Chris and Nigel are real. Of course, they live in an unreal world (4 out of 4 accepting parents) (headmistress who understands) (the first six friends at school who learn are willing to keep it secret), but that doesn't stop their reality. Their expressions of love are terribly immature, but at 14 what would we expect? It is their realness that gives them the impact. Wow, 2 boys in love, deeply in love, and sharing it with the world through the novel. Rarely do I feel so personally touched by the characters in a novel. I feel like I could carry on a conversation with either Chris or Nigel, or Carol or John for that matter. Perhaps Carol is a little too unreal!

Why the impact on me? As I have gotten to know Chris and Nigel I have been invited to think back on my life, my near loves and real ones, and (perhaps for the first time) understand.
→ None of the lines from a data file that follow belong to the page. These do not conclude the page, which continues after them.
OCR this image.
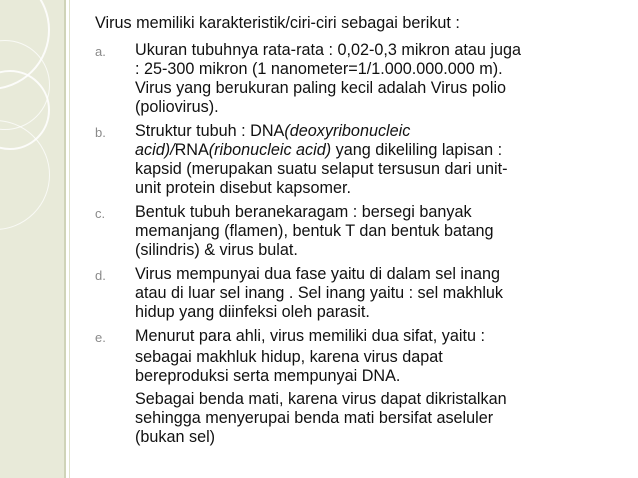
Virus memiliki karakteristik/ciri-ciri sebagai berikut :
a. Ukuran tubuhnya rata-rata : 0,02-0,3 mikron atau juga
: 25-300 mikron (1 nanometer=1/1.000.000.000 m).
Virus yang berukuran paling kecil adalah Virus polio
(poliovirus).
b. Struktur tubuh : DNA(deoxyribonucleic
acid)/RNA(ribonucleic acid) yang dikeliling lapisan :
kapsid (merupakan suatu selaput tersusun dari unit-
unit protein disebut kapsomer.
c. Bentuk tubuh beranekaragam : bersegi banyak
memanjang (flamen), bentuk T dan bentuk batang
(silindris) & virus bulat.
d. Virus mempunyai dua fase yaitu di dalam sel inang
atau di luar sel inang . Sel inang yaitu : sel makhluk
hidup yang diinfeksi oleh parasit.
e. Menurut para ahli, virus memiliki dua sifat, yaitu :
sebagai makhluk hidup, karena virus dapat
bereproduksi serta mempunyai DNA.
Sebagai benda mati, karena virus dapat dikristalkan
sehingga menyerupai benda mati bersifat aseluler
(bukan sel)
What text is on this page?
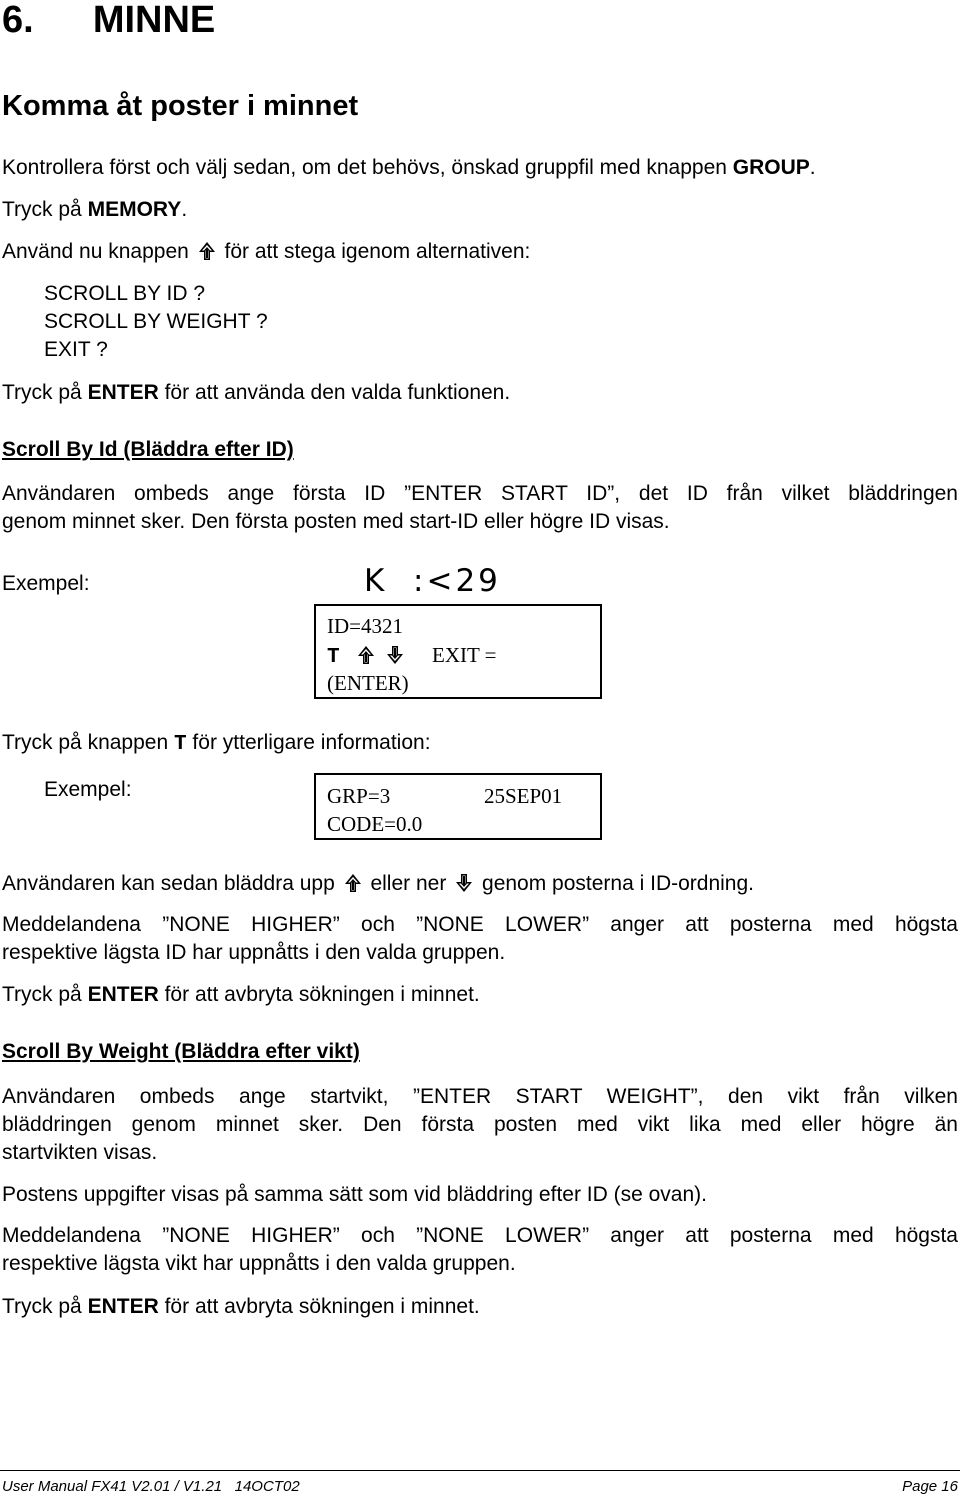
6. MINNE
Komma åt poster i minnet
Kontrollera först och välj sedan, om det behövs, önskad gruppfil med knappen GROUP.
Tryck på MEMORY.
Använd nu knappen för att stega igenom alternativen:
SCROLL BY ID ?
SCROLL BY WEIGHT ?
EXIT ?
Tryck på ENTER för att använda den valda funktionen.
Scroll By Id (Bläddra efter ID)
Användaren ombeds ange första ID ”ENTER START ID”, det ID från vilket bläddringen
genom minnet sker. Den första posten med start-ID eller högre ID visas.
Exempel:	K  :<29
ID=4321
T	EXIT =
(ENTER)
Tryck på knappen T för ytterligare information:
Exempel:	GRP=3	25SEP01
CODE=0.0
Användaren kan sedan bläddra upp eller ner genom posterna i ID-ordning.
Meddelandena ”NONE HIGHER” och ”NONE LOWER” anger att posterna med högsta
respektive lägsta ID har uppnåtts i den valda gruppen.
Tryck på ENTER för att avbryta sökningen i minnet.
Scroll By Weight (Bläddra efter vikt)
Användaren ombeds ange startvikt, ”ENTER START WEIGHT”, den vikt från vilken
bläddringen genom minnet sker. Den första posten med vikt lika med eller högre än
startvikten visas.
Postens uppgifter visas på samma sätt som vid bläddring efter ID (se ovan).
Meddelandena ”NONE HIGHER” och ”NONE LOWER” anger att posterna med högsta
respektive lägsta vikt har uppnåtts i den valda gruppen.
Tryck på ENTER för att avbryta sökningen i minnet.
User Manual FX41 V2.01 / V1.21   14OCT02	Page 16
The understanding is not what you might think: I was born in 1940. I became sexually mature in the mid to late 50's. Homosexuality was not an option. It was not a lifestyle, it was a perversion. I remember in my freshman year of college wondering if I could go to a school psychologist and be "cured". As an adult, I have come to understand that I can love, romantically and erotically, both men and women, boys and girls. What I didn't understand, and have come to understand because of C&N is that I live in a cheated generation. When I had the chance to express love to a boy or man, it was absolutely out of the question. I learned to suppress it. Thank goodness I have been able to love a woman (and two sons) for 35 years. It has been a good life. But back to why I live in a cheated generation: If I had been born at the turn of the century I would have had the same youth experiences as a bi-sexual teen. But, as an adult I would have viewed the same world, and not been unhappy. But born in 1940, I suffered the repression of the 50's and early 60's, but now live to see a different world. And I am jealous. I see young men deeply in love with other young men, and able to live openly in that love. I was cheated. Cheated by a calendar that forces me to look back and know what I missed.

I wouldn't trade my wife, my sons, or my life. But I look back and realize that there were other possibilities, and I never had the chance to choose. I might have chosen as I did, but I should have had the right to choose.

May this world preserve, and increase, the right of everyone to make their own choices, not confined by unreasonable societal norms! May Chris and Nigel continue to have the right to choose--for they represent a generation.

I have just finished reading chapter 20 of book 1 Nigel and Chris. I feel like I know them! You have done an amazing job of writing this book – it has brought back SO many memories of younger days. I was able to relate with many of the boys' experiences – not with their parents, but with each other. I just had to say thanks before I read the rest. I've not felt these emotions for many years

The love and compassion expressed in this story and the struggles to keep it secret were brilliantly written and expressed. The details of the struggles to want to be public but the struggles to keep it secret were very well written and conveyed.

The written description of the acts of intimacy between these two is the most detailed and erotic that I have ever read. You beautifully described the love and compassion and in a way that didn't come off to me as vulgar but just so completely sensual. Beautiful.

There is a lot more that I could say but I'm just not very good with expressing it with the written word. This is a great story, I loved the way it was written and the messages that it sends. I so appreciate you writing and sharing it.

I'm happy to have Chris and Nigel in my head and heart as friends. Thanks for introducing them to me. They are special characters.